Sweden launches major state initiative to fight cybercrime aimed at smart cars

Connected cars are increasingly exposed to security threats. Therefore, a major government initiative is now being launched via the research institute Rise.

Sweden launches major state initiative to fight cybercrime aimed at smart cars

More and more technical gadgets are now connected to the internet, and cars are no exception. However, the new reality raises questions about security, and from the Swedish side, an initiative is now being launched to combat cybercrime in the car industry through the government research institute Rise.

“We see a great need (for action), in regards to cyber-attacks in general and solving challenges related to the automotive industry’s drive to make cars more and more connected, and in the long run, perhaps even self-driving,” Rise chief Pia Sandvik stated.

Modern cars now have functions that allow car manufacturers to send out software updates exactly the same way as with mobile phones.

In addition to driving data, a connected car can also collect and pass on technical information about the vehicle.

Nightmare scenario

However, all this has raised questions about risks and the worst nightmare scenario in which someone could be able to take over and remotely operate a connected car.

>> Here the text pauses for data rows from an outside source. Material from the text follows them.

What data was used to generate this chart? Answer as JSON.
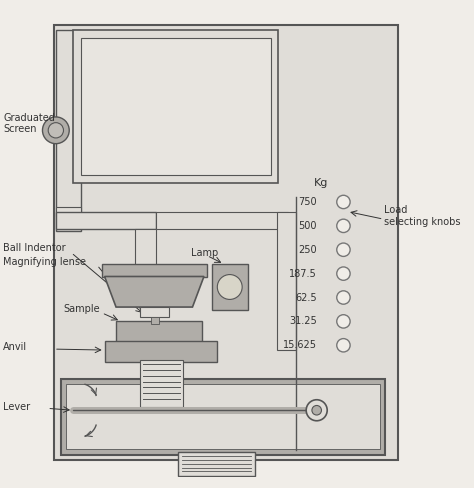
{
  "bg_color": "#f0ede8",
  "machine_color": "#d0cdc8",
  "machine_light": "#e0ddd8",
  "machine_dark": "#b0ada8",
  "machine_border": "#555555",
  "white": "#ffffff",
  "text_color": "#333333",
  "labels": {
    "graduated_screen": "Graduated\nScreen",
    "ball_indentor": "Ball Indentor",
    "magnifying_lense": "Magnifying lense",
    "lamp": "Lamp",
    "sample": "Sample",
    "anvil": "Anvil",
    "lever": "Lever",
    "kg": "Kg",
    "load_selecting": "Load\nselecting knobs"
  },
  "knob_values": [
    "750",
    "500",
    "250",
    "187.5",
    "62.5",
    "31.25",
    "15.625"
  ],
  "figsize": [
    4.74,
    4.88
  ],
  "dpi": 100
}
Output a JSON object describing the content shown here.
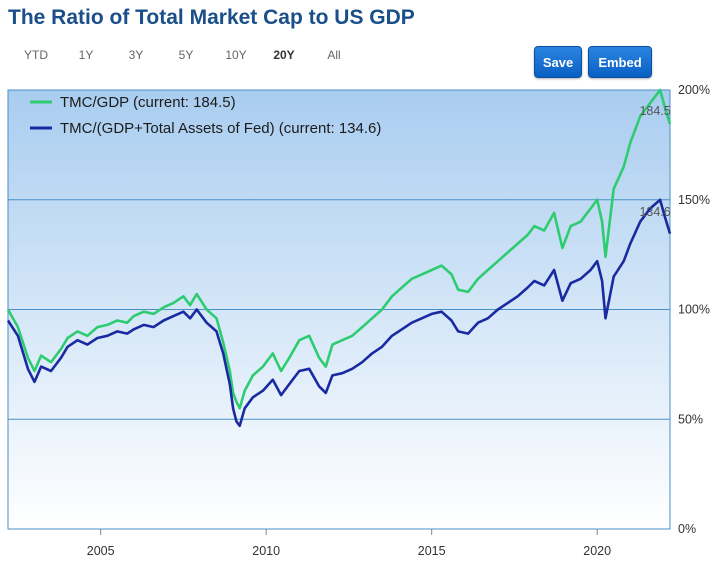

Sandvik points out that, generally speaking, challenges are not only related to car safety but also to the fact that the vehicle can be a gateway for various actors to get additional information about car owners.

“If you want to gain access to information or cause damage, you can use different systems, and connected vehicles are one such system. Therefore, it is important to be able to test and see if you have robust and resilient systems in place,” she said.

Ethical hackers

Initially, about 15 employees at Rise will work on what is described as “Europe’s most advanced cyber security work” regarding the automotive industry.

Among the employees, there are also so-called “ethical hackers”, i.e., people who have been recruited specifically to test the systems.

“These are hackers who are really good at getting into systems, but not with the aim of inflicting damage, but to help and contribute to better solutions,” Sandvik noted.